We all collect data. So do all industries. But what’s the first step in planning the AI transformation? Finding a scenario where AI could help.
I’ve been writing about AI for quite some time now. Through numerous webinars and discussions, I’ve come to a conclusion: perhaps I’ve been focusing too much on the implementation and deployment of AI. During these conversations, it became evident that many industry leaders face a common challenge — they struggle to identify a starting point for integrating AI into their operations.
The more I engage with industry professionals, the more I understand the critical importance of addressing the fundamental question: Where does one begin the journey towards AI integration?
Before AI can even grace the agenda of workshops or meetings, organizations grapple with the daunting task of pinpointing how and where AI can be leveraged to drive meaningful impact. It’s not merely about deploying AI; it’s about finding the right scenario, the pivotal moment where AI can unravel insights and catalyze transformation.
This blog post will focus on just that: a list of a few pathways you can consider while jogging, swimming, surfing, or engaging in any activity before you jump into your car and head to meet your teams.
So what’s AI? While there are many definitions, we at byteLAKE say that AI is about transforming DATA into ACTIONABLE INSIGHTS.
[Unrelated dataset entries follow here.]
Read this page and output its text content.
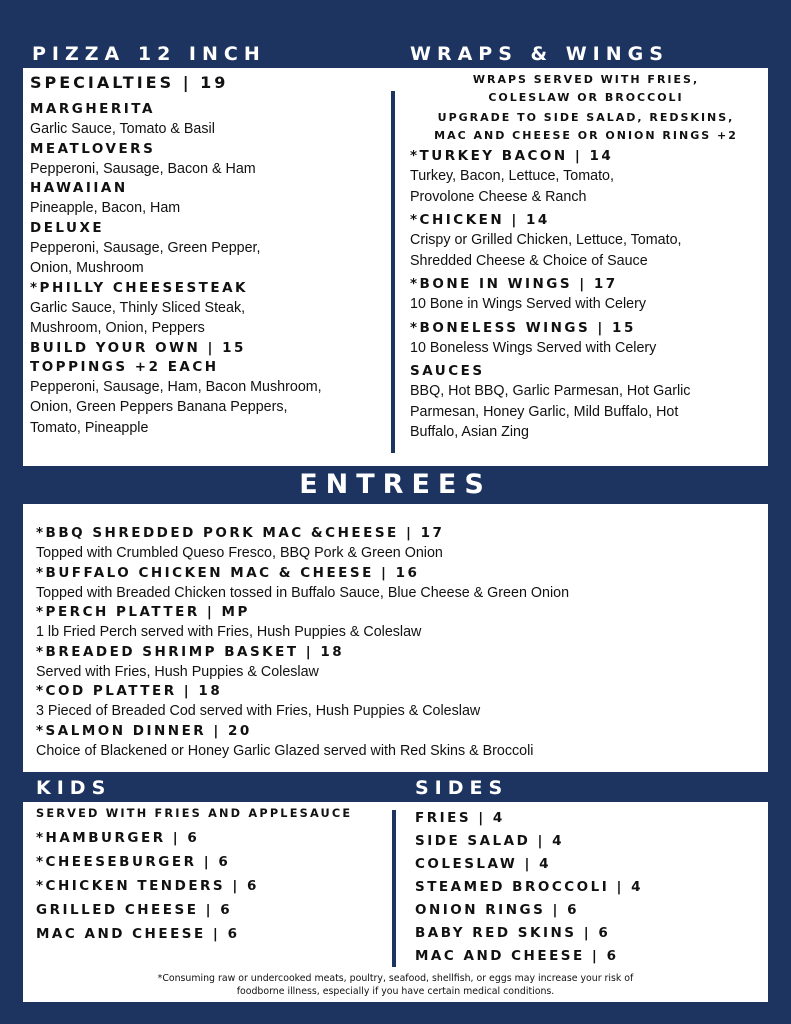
PIZZA 12 INCH	WRAPS & WINGS
SPECIALTIES | 19
MARGHERITA
Garlic Sauce, Tomato & Basil
MEATLOVERS
Pepperoni, Sausage, Bacon & Ham
HAWAIIAN
Pineapple, Bacon, Ham
DELUXE
Pepperoni, Sausage, Green Pepper,
Onion, Mushroom
*PHILLY CHEESESTEAK
Garlic Sauce, Thinly Sliced Steak,
Mushroom, Onion, Peppers
BUILD YOUR OWN | 15
TOPPINGS +2 EACH
Pepperoni, Sausage, Ham, Bacon Mushroom,
Onion, Green Peppers Banana Peppers,
Tomato, Pineapple
WRAPS SERVED WITH FRIES,
COLESLAW OR BROCCOLI
UPGRADE TO SIDE SALAD, REDSKINS,
MAC AND CHEESE OR ONION RINGS +2
*TURKEY BACON | 14
Turkey, Bacon, Lettuce, Tomato,
Provolone Cheese & Ranch
*CHICKEN | 14
Crispy or Grilled Chicken, Lettuce, Tomato,
Shredded Cheese & Choice of Sauce
*BONE IN WINGS | 17
10 Bone in Wings Served with Celery
*BONELESS WINGS | 15
10 Boneless Wings Served with Celery
SAUCES
BBQ, Hot BBQ, Garlic Parmesan, Hot Garlic
Parmesan, Honey Garlic, Mild Buffalo, Hot
Buffalo, Asian Zing
ENTREES
*BBQ SHREDDED PORK MAC &CHEESE | 17
Topped with Crumbled Queso Fresco, BBQ Pork & Green Onion
*BUFFALO CHICKEN MAC & CHEESE | 16
Topped with Breaded Chicken tossed in Buffalo Sauce, Blue Cheese & Green Onion
*PERCH PLATTER | MP
1 lb Fried Perch served with Fries, Hush Puppies & Coleslaw
*BREADED SHRIMP BASKET | 18
Served with Fries, Hush Puppies & Coleslaw
*COD PLATTER | 18
3 Pieced of Breaded Cod served with Fries, Hush Puppies & Coleslaw
*SALMON DINNER | 20
Choice of Blackened or Honey Garlic Glazed served with Red Skins & Broccoli
KIDS	SIDES
SERVED WITH FRIES AND APPLESAUCE
*HAMBURGER | 6
*CHEESEBURGER | 6
*CHICKEN TENDERS | 6
GRILLED CHEESE | 6
MAC AND CHEESE | 6
FRIES | 4
SIDE SALAD | 4
COLESLAW | 4
STEAMED BROCCOLI | 4
ONION RINGS | 6
BABY RED SKINS | 6
MAC AND CHEESE | 6
*Consuming raw or undercooked meats, poultry, seafood, shellfish, or eggs may increase your risk of
foodborne illness, especially if you have certain medical conditions.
And now, where could be your starting point for AI
If you happen to work in manufacturing, consider these scenarios:
- Automated visual inspection of products, parts, and components: cameras can help you automate quality inspections, detecting scratches, dents, paint chips, etc. AI can analyze images of your products and validate colors, prints, labels, etc.
- IoT sensors data analytics typically leads to implementing scenarios like predictive maintenance for better insights into processes, lowering the amount of unplanned downtimes, detecting risks earlier, etc.
- General data analytics typically helps find optimal setups or configurations to reduce energy consumption, identify reasons for incidents, etc.
In logistics, AI is typically used to automate counting, ensuring the quality of shipments, etc. A common phrase I have been hearing in that sector is along the lines of: if we ship too many products, hardly ever someone informs us about that. But, if we forget to send anything, we always get complaints which impact our reputation. Therefore, if working in logistics, think of scenarios where:
- Cameras can help you count products, analyze what you put into containers and, for instance, trigger an alarm if the wrong barcode or an expired product is detected.
- AI can count boxes, automate inventory processes, and, very much like in manufacturing, monitor overall quality: checking labels, validating documents, inspecting packaging, etc.
I need to explicitly mention the paper industry as we have been delivering AI solutions there for many years now. I assume that not many of my readers know, but AI can visually inspect the whole process and, for instance, detect quality issues in the paper sheets, boxes (i.e., missing prints, wrong labels), or monitor the papermaking process by measuring and analyzing the so-called wet line, aka waterline.
The automotive industry, another exciting sector with huge potential for AI, has seen significant progress. Most of the already mentioned aspects would apply there as well. Besides visual inspections and data analytics, sound analytics is embraced on assembly lines. AI can, for instance, analyze the sound produced by car engines or various car components like pumps, bearings, etc., and detect nuances that can identify faults or errors.
Let me finish this blog post by mentioning the energy sector where AI can, for instance, help you analyze all the data generated by various sensors attached across your infrastructure and suggest, for instance, optimal settings to minimize downtimes, reduce overall energy consumption, or improve reliability and client satisfaction.
can help you find answers within the vast expanse of data, enabling data-driven decisions. It can take into account readings from IoT sensors as well as your teams by analyzing their inputs, combining all of these with online data like weather forecasts, regulations, etc., and taking actions to minimize risks, identify issues, and suggest optimizations.
And I could continue listing other examples as basically EVERY industry has areas where AI can easily automate or optimize various operations. And of course, AI is not just a camera or intelligent sensor. It typically builds up into a robotic arm or a software system that either moves things around and AI becomes just a set of workers focused on certain things like:
- AI-robot #1 performs visual inspection
- AI-robot #2 performs data analytics
- …
- AI-robot #n consolidates all of these and turns everything into information: SET parameters X, Y, Z to A, B, C, respectively to reduce energy consumption by 30%, avoid downtimes and send maintenance teams to area #41 and #51.
Although there are other areas where AI can help like, for instance, the back office of all mentioned industries (document processing, boring office task automation, etc.), I hope this blog post will still help at least some of you identify the first one or yet another area where to start your next AI journey. Have a great weekend!